7. Build what David Jauss calls Liaisons:

Liaisons are the principal cement that mortars our stories together into a unified collection. In his superb book Shakespearean Design, the scholar Mark Rose defines a liaison as a key word or image whose repetition links two seemingly divergent scenes in a play and thereby reveals their underlying connection and unity.

Ann Pancake’s Given Ground contains an excellent example. Her story “Wappatomaka” concludes with the sentence “I drop my shovel because I am tired, heavy with this dirt in our veins,” and the next story, “Dirt,” repeats, in its very title, that sentence’s key word.

8. Here’s another piece of advice from Daniyal Mueenuddin: “The first story . . . should be bright and immediately appealing.” Bright is key — you don’t want a super-depressing story to launch the collection. You also want one that appeals to the largest demographic (that is, if you want people to continue reading.)

9. If you have shorter stories, or ones that use a different point of view, or stick out in other freakish ways, consider placing these in the middle. It’ll be a nice change-up for the reader, and yet the reader will have a chance to see your solid material and style again before they leave your book. A.M. Holmes does this with the title story in “Things You Should Know,” which is even quirkier than the rest of the stories in the collection.

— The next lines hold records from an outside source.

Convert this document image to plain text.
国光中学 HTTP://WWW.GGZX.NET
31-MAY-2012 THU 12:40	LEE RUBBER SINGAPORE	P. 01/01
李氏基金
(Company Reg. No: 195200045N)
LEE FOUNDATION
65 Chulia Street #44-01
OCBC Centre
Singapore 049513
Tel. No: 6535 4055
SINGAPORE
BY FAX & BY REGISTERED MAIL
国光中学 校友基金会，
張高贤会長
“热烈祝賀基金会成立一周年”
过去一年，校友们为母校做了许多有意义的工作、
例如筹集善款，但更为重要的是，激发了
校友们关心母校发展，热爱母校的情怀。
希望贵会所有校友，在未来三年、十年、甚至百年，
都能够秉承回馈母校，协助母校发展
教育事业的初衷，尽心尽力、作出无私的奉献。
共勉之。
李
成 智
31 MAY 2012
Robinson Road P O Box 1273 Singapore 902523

10. Don’t feel that the title story has to come in a particular place in the collection. I’ve seen them as the first story (Refresh, Refresh, Benjamin Percy), in the middle (Voodoo Heart, Scott Snyder), and at the end (St. Lucy’s Home for Girls Raised by Wolves by Karen Russell). The title story isn’t the best story, just the best title. And if you lack a smash-bang story title, make up a title that doesn’t come from a story (Like You’d Understand, Anyway, by Jim Shepard).